Thursday, 5 July 2012
Storyseekers, where Rosalind has been writing about her dream of developing a baby/toddler class to encourage reading for pleasure. I think this is a wonderful idea and something I have had musings about myself. As a mother of two young children, currently 3 and 1, I’ve been to many baby/toddler classes. I’ve been to baby yoga, baby signing, music classes, gym classes and even baby salsa! But apart from rhyme time at the local library I haven’t come across a story/book based class and I definitely think there’s a market for it. I would love to do something like that (what a fantastic opportunity to show off the silly voices I love to do when reading to S and B!!) but alas I am working full time at the moment and can’t see how I could give it up and chase the dream. Maybe when the girls are both at school and perhaps if I win the lottery and can afford to give up the day job!!

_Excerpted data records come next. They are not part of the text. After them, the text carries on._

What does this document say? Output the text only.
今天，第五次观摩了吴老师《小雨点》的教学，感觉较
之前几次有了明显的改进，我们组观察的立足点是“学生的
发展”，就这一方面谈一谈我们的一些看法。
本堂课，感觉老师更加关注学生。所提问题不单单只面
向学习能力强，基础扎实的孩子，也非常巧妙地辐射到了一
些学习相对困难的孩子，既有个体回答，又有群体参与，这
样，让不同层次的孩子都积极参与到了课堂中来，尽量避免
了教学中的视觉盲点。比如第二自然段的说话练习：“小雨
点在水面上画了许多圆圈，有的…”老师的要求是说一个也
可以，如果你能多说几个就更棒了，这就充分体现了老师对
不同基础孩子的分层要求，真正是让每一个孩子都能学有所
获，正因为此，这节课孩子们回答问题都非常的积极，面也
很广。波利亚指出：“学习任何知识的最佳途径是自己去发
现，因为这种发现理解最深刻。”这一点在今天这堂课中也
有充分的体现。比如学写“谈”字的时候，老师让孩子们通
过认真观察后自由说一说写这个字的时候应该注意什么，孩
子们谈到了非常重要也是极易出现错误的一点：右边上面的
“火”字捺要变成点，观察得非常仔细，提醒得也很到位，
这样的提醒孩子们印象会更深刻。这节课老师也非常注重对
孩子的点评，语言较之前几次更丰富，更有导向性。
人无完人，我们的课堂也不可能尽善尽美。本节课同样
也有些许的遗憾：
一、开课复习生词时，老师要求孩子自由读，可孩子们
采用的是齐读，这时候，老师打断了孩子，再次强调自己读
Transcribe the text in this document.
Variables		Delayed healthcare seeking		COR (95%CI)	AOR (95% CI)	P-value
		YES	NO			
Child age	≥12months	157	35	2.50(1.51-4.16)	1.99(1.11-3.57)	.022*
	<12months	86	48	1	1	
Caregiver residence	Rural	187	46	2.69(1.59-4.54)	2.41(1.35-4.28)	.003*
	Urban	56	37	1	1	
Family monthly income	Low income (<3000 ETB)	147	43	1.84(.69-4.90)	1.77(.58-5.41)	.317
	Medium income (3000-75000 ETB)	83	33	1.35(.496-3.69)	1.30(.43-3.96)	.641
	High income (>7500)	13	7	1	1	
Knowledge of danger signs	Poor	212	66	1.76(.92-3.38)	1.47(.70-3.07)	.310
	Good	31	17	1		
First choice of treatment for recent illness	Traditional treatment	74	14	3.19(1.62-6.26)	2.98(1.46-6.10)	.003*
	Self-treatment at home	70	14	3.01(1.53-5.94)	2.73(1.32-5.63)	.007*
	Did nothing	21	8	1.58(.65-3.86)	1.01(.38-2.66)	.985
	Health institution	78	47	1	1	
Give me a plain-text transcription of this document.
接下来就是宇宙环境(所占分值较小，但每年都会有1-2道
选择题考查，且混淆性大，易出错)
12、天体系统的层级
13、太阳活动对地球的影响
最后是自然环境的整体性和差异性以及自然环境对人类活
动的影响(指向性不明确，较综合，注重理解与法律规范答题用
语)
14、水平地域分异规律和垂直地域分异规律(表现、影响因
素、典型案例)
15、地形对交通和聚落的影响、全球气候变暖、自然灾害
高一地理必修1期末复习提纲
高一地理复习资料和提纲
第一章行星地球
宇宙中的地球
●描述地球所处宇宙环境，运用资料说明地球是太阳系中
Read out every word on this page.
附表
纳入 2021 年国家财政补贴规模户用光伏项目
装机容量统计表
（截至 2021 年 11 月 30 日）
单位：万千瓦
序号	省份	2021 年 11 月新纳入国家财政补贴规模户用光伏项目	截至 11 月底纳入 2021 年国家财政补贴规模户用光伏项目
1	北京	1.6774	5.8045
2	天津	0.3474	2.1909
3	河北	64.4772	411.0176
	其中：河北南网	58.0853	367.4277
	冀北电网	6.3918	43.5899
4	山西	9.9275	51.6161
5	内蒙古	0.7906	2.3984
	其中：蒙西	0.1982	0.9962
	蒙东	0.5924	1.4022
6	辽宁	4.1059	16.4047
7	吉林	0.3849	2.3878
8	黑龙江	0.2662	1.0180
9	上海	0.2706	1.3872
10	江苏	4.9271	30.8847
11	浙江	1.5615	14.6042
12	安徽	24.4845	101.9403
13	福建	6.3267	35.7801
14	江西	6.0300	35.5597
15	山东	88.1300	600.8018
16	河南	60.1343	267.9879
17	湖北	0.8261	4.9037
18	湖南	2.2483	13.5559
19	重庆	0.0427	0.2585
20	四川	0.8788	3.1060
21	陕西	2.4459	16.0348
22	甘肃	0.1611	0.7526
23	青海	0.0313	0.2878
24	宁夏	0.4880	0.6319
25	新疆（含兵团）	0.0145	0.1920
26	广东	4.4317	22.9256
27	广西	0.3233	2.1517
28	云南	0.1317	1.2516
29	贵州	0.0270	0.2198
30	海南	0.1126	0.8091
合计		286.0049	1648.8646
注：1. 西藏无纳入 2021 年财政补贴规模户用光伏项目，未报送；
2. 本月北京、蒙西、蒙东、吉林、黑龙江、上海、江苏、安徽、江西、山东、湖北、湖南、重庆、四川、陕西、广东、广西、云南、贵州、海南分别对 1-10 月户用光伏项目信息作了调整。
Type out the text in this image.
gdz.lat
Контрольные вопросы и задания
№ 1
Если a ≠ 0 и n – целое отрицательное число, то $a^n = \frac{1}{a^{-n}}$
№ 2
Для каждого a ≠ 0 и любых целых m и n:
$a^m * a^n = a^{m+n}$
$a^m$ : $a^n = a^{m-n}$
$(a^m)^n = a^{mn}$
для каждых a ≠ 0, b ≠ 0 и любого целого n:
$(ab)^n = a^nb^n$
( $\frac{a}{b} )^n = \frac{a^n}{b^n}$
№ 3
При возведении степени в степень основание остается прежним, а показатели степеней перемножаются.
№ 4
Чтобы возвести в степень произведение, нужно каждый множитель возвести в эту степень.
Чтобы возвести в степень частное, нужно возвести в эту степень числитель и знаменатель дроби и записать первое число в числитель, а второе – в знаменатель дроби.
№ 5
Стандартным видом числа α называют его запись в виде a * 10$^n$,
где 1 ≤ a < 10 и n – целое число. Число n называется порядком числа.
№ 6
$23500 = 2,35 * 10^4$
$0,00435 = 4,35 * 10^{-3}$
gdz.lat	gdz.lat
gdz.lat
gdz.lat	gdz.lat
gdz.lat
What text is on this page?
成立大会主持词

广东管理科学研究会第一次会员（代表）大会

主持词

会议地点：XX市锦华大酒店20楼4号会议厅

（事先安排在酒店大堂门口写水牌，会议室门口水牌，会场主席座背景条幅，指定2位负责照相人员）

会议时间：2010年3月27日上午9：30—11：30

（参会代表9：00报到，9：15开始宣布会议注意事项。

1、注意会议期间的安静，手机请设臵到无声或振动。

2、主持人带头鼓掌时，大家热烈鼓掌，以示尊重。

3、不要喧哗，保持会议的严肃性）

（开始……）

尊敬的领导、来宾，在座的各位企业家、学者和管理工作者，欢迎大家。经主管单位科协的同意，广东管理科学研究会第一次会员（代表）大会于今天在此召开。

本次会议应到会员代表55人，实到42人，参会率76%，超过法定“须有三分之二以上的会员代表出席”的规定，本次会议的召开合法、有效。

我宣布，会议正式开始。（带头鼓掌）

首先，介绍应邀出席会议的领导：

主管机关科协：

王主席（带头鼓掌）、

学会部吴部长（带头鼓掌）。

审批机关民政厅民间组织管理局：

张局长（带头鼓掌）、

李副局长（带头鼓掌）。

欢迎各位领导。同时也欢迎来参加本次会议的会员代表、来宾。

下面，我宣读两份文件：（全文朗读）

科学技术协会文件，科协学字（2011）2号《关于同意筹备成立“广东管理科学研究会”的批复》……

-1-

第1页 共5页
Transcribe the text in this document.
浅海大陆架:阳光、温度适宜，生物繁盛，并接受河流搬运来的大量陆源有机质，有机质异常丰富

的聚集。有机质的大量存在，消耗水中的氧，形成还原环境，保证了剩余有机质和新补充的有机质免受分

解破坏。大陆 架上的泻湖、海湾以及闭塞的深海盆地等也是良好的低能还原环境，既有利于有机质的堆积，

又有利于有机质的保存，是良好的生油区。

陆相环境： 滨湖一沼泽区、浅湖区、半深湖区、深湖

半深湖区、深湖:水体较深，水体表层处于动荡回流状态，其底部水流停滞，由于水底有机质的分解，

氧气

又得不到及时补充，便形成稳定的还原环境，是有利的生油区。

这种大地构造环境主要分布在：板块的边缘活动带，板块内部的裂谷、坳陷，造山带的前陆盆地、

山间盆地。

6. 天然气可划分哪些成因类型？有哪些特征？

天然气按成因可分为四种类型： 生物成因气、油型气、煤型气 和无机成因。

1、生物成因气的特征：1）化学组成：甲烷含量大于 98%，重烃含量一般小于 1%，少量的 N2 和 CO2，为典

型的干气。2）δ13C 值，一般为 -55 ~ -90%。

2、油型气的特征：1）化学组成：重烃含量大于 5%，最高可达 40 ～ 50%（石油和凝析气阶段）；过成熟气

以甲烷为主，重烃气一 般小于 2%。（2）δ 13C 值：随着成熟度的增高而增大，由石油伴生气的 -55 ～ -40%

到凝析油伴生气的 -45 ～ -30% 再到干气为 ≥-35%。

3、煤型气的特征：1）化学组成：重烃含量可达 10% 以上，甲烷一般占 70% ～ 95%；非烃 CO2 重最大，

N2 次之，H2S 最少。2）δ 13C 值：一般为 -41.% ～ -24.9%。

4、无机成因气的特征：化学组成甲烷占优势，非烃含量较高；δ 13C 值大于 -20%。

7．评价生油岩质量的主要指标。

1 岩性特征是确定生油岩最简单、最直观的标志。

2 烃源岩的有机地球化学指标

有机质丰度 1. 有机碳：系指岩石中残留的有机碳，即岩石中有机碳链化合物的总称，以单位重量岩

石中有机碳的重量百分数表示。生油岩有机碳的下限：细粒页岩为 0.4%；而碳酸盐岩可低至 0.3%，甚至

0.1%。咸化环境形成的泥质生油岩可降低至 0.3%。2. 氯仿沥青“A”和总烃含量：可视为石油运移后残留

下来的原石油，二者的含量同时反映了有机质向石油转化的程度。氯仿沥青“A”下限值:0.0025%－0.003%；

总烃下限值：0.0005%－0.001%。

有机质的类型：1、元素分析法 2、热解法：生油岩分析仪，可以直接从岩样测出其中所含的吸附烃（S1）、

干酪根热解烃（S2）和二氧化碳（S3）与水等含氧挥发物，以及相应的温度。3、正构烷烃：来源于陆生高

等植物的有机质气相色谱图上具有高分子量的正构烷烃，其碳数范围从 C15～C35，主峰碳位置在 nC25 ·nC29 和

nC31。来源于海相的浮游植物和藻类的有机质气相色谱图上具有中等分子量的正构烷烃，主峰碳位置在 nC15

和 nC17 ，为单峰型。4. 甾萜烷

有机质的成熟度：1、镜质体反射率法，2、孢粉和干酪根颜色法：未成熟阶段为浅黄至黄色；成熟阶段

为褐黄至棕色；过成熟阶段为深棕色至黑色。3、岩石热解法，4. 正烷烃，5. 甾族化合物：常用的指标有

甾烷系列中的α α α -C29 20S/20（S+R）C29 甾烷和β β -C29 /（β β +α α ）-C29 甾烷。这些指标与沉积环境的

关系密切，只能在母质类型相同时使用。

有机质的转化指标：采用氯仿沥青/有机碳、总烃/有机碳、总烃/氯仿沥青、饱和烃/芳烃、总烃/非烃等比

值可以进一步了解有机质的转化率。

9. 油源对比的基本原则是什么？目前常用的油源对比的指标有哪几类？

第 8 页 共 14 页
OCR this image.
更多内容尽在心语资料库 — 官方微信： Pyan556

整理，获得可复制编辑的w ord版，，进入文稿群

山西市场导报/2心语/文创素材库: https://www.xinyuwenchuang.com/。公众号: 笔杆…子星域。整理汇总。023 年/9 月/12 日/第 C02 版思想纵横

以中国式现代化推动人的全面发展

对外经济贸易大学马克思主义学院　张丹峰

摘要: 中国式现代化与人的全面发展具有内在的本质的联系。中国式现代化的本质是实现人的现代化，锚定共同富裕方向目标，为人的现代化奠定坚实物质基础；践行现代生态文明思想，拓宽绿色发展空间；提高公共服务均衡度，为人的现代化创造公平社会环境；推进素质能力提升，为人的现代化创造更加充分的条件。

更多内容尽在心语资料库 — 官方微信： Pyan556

In other words, in my dreams! But since we’re talking about daydreams I might as well indulge my other fantasies, (no, not the fifty shades sort!) for living a book-infused life…
So in my dreams I have successfully published a number of novels and combine my ongoing writing with running a multifaceted story café. My story café would be part children’s bookshop, part community hub, with space for my baby/toddler classes as well as reading groups and local writers (published or aspiring) to come and write, and part café selling wonderful cake and scones (I’m a big scone fan!). We'd have lots of visits from and activities hosted by authors and illustrators, and we'd run creative writing classes and courses. We'd sell a wide range of children's books and perhaps a select range of adult books too.
As I'm a published author in my dreams (!), I'd have some wonderful business partners helping me run the story cafe so I could have some time for my writing. (I have tons of ideas for books, copious notes and even some half-written novels, but I'm not much of a completer-finisher and lack of time is one of my main excuses for not getting an actual book written!).
What a wonderful life it would be, spending my days immersed in reading and writing, with lots of other booklovers young and old!